Uit de overlegde stukken en de mondelinge behandeling is gebleken dat er ten aanzien van betrokkene sprake is van onmiddellijk dreigend ernstig nadeel, voortvloeiend uit een psychische stoornis. Ter zitting is echter naar voren gekomen dat betrokkene zich op dit moment niet verzet tegen de zorg. Betrokkene verklaart weliswaar liever niet opgenomen te zijn, maar zij geeft aan dat een opname wel belangrijk is. Dit blijkt ook uit het feit dat betrokkene meewerkt aan een (mogelijke) overplaatsing naar Eleos. Betrokkene vertelde dat zij rustiger is dan tijdens de opname en dat zij haar gedachten beter onder controle kan houden en afleiden. Zij vertelde verder dat haar pleegmoeder, met wie zij een goede band heeft, ook graag wil dat zij nog langer in de instelling blijft. De arts en psychiater hebben aangegeven dat zij het lastig vinden om te bepalen of het vrijwillig kan. Zij vertelden dat er op vrijdag nog een incident was met een ceintuur, maar dat betrokkene ook deze vrijwillig heeft afgegeven. De advocaat heeft om afwijzing verzocht.
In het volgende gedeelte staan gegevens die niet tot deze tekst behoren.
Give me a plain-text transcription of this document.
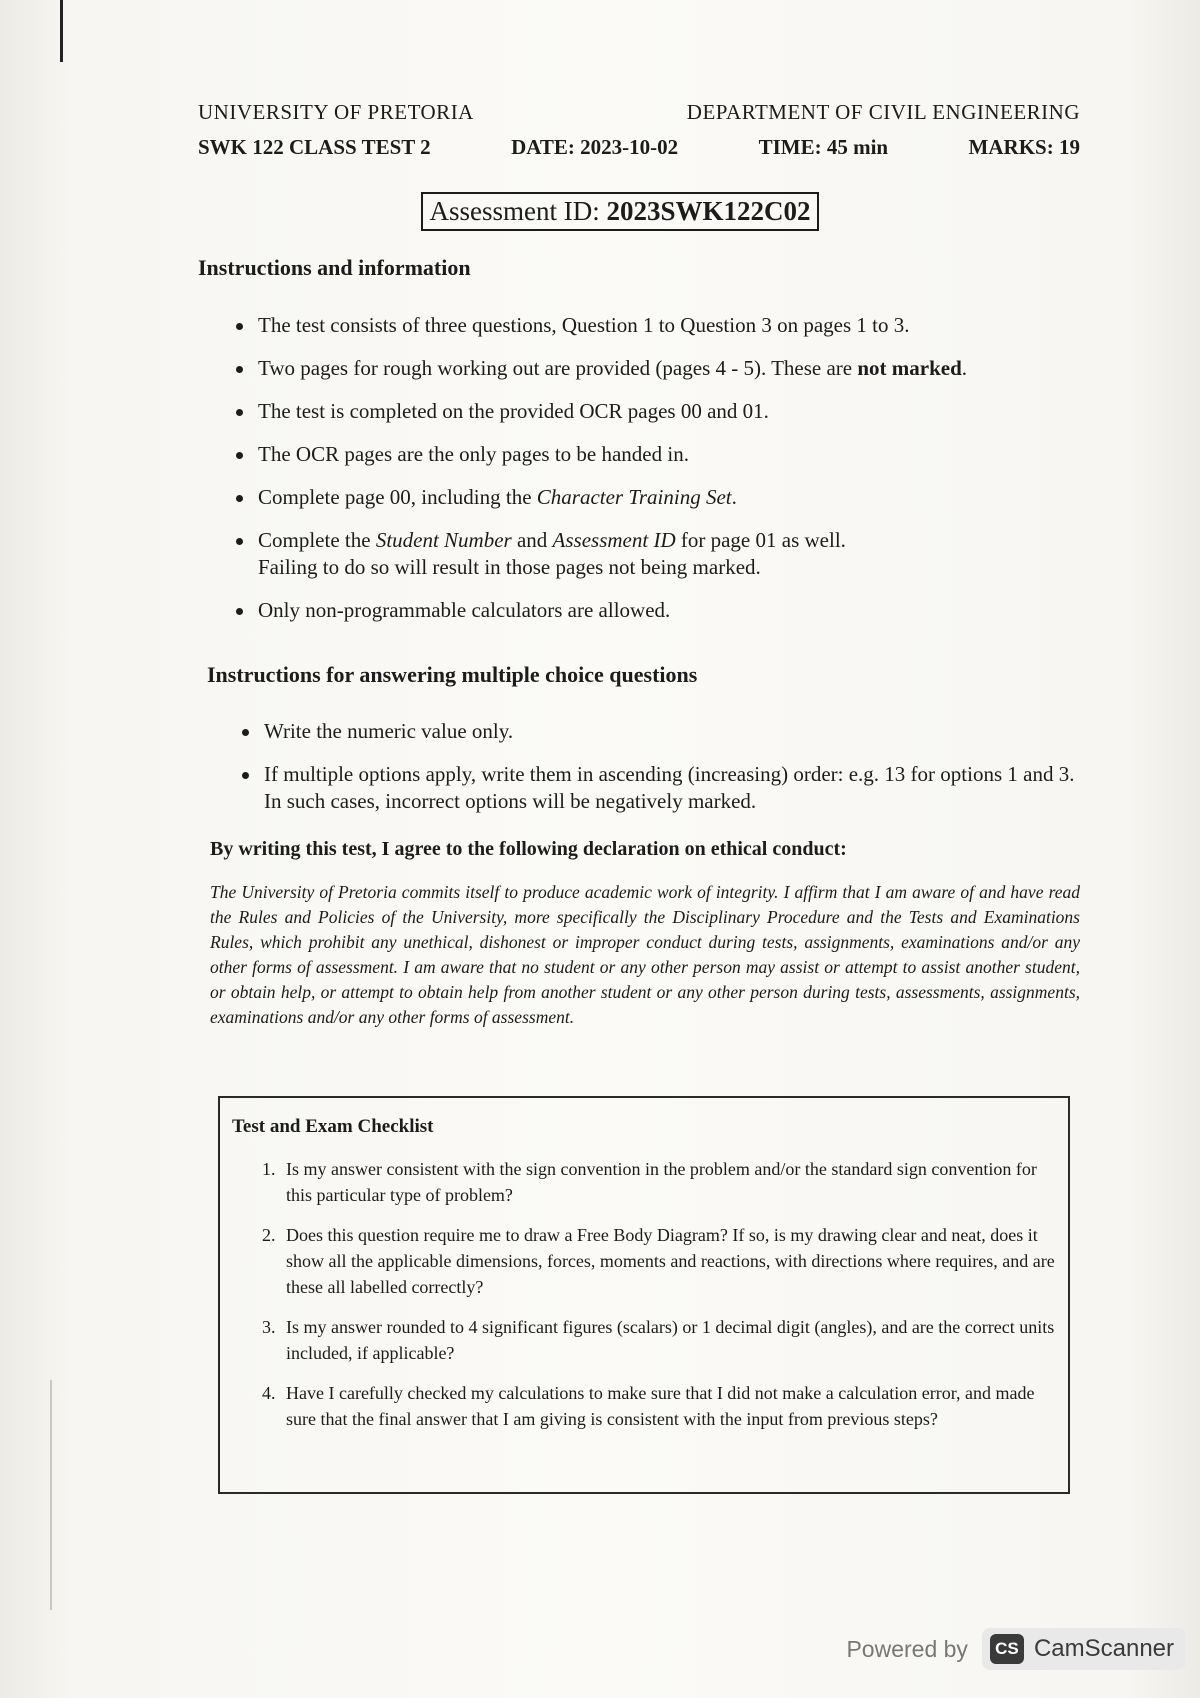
UNIVERSITY OF PRETORIA	DEPARTMENT OF CIVIL ENGINEERING
SWK 122 CLASS TEST 2	DATE: 2023-10-02	TIME: 45 min	MARKS: 19
Assessment ID: 2023SWK122C02
Instructions and information
The test consists of three questions, Question 1 to Question 3 on pages 1 to 3.
Two pages for rough working out are provided (pages 4 - 5). These are not marked.
The test is completed on the provided OCR pages 00 and 01.
The OCR pages are the only pages to be handed in.
Complete page 00, including the Character Training Set.
Complete the Student Number and Assessment ID for page 01 as well.
Failing to do so will result in those pages not being marked.
Only non-programmable calculators are allowed.
Instructions for answering multiple choice questions
Write the numeric value only.
If multiple options apply, write them in ascending (increasing) order: e.g. 13 for options 1 and 3. In such cases, incorrect options will be negatively marked.
By writing this test, I agree to the following declaration on ethical conduct:
The University of Pretoria commits itself to produce academic work of integrity. I affirm that I am aware of and have read the Rules and Policies of the University, more specifically the Disciplinary Procedure and the Tests and Examinations Rules, which prohibit any unethical, dishonest or improper conduct during tests, assignments, examinations and/or any other forms of assessment. I am aware that no student or any other person may assist or attempt to assist another student, or obtain help, or attempt to obtain help from another student or any other person during tests, assessments, assignments, examinations and/or any other forms of assessment.
Test and Exam Checklist
1. Is my answer consistent with the sign convention in the problem and/or the standard sign convention for this particular type of problem?
2. Does this question require me to draw a Free Body Diagram? If so, is my drawing clear and neat, does it show all the applicable dimensions, forces, moments and reactions, with directions where requires, and are these all labelled correctly?
3. Is my answer rounded to 4 significant figures (scalars) or 1 decimal digit (angles), and are the correct units included, if applicable?
4. Have I carefully checked my calculations to make sure that I did not make a calculation error, and made sure that the final answer that I am giving is consistent with the input from previous steps?
Powered by	CS CamScanner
De rechtbank heeft er voldoende vertrouwen in dat betrokkene de zorg op dit moment vrijwillig zal aanvaarden.
2.2.
Gelet op het voorgaande wordt het verzoek afgewezen.

3..Beslissing

De rechtbank wijst het verzoek af.
Deze beschikking is op 15 juni 2020 mondeling gegeven door mr. A. Buizer, rechter, in tegenwoordigheid van V. Merkouris, griffier, en op 19 juni 2020 schriftelijk uitgewerkt en getekend.
Tegen deze beschikking staat het rechtsmiddel van cassatie open.